Aménagements biologiques :
plantation de lotus (100 MAD/plant)
introduction de carpes koï (30–50 MAD/pièce)
végétation ornementale périphérique
Les cailloux utilisés pour l'aménagement des bords de la marre proviennent pour moitié de la ferme (dont 25 % donnés par une ferme voisine) et pour moitié d’un achat effectué à Tifelt.

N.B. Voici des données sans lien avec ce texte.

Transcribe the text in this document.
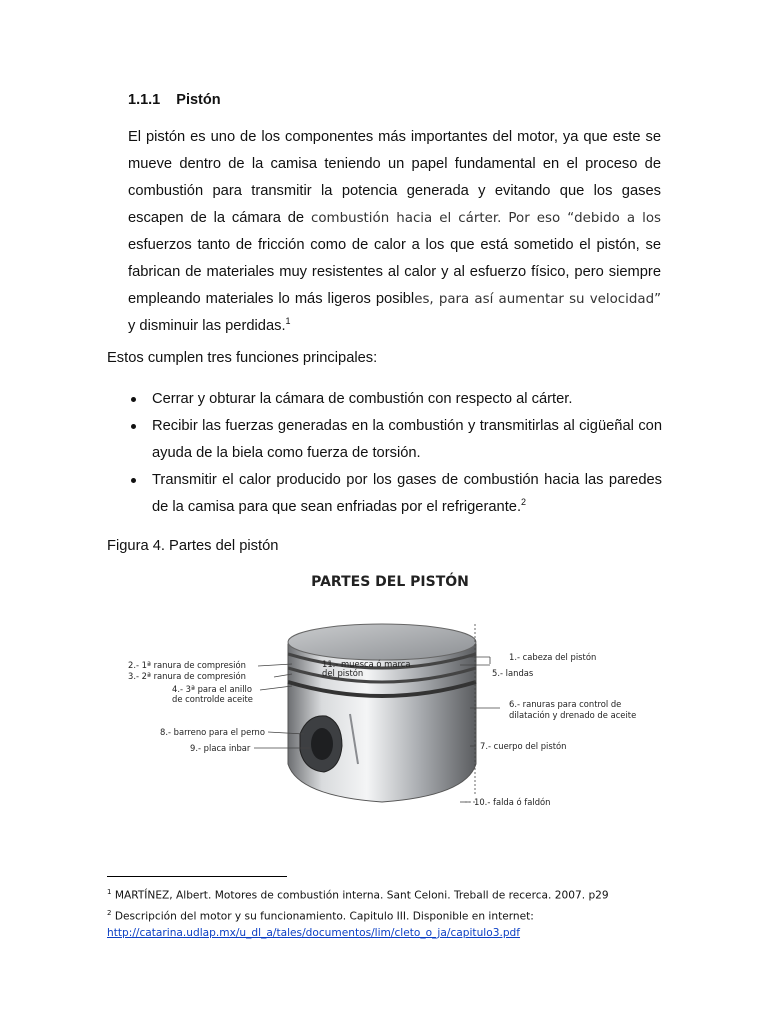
1.1.1 Pistón

El pistón es uno de los componentes más importantes del motor, ya que este se mueve dentro de la camisa teniendo un papel fundamental en el proceso de combustión para transmitir la potencia generada y evitando que los gases escapen de la cámara de combustión hacia el cárter. Por eso “debido a los esfuerzos tanto de fricción como de calor a los que está sometido el pistón, se fabrican de materiales muy resistentes al calor y al esfuerzo físico, pero siempre empleando materiales lo más ligeros posibles, para así aumentar su velocidad” y disminuir las perdidas.$^1$

Estos cumplen tres funciones principales:

Cerrar y obturar la cámara de combustión con respecto al cárter.
Recibir las fuerzas generadas en la combustión y transmitirlas al cigüeñal con ayuda de la biela como fuerza de torsión.
Transmitir el calor producido por los gases de combustión hacia las paredes de la camisa para que sean enfriadas por el refrigerante.$^2$

Figura 4. Partes del pistón

PARTES DEL PISTÓN
2.- 1ª ranura de compresión
3.- 2ª ranura de compresión
4.- 3ª para el anillo
de controlde aceite
8.- barreno para el perno
9.- placa inbar
11.- muesca ó marca
del pistón
1.- cabeza del pistón
5.- landas
6.- ranuras para control de
dilatación y drenado de aceite
7.- cuerpo del pistón
10.- falda ó faldón
$^1$ MARTÍNEZ, Albert. Motores de combustión interna. Sant Celoni. Treball de recerca. 2007. p29
$^2$ Descripción del motor y su funcionamiento. Capitulo III. Disponible en internet:
http://catarina.udlap.mx/u_dl_a/tales/documentos/lim/cleto_o_ja/capitulo3.pdf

Le coût total de ces pierres s’élève à environ 1300 dirhams, transport compris.
Résultats
En un an, Anouar constate une hausse marquée de la biodiversité : oiseaux, libellules, abeilles et insectes divers viennent s’y abreuver. L’effet le plus visible a été la réduction de 80 % des moustiques, bénéfice inattendu mais très apprécié. La mare constitue donc une innovation locale réussie, même si son effet sur les ravageurs des cultures (comme les nuisibles des oliviers) reste limité. Elle joue surtout un rôle de réservoir de biodiversité et d’espace régulateur dans l’écosystème de la ferme.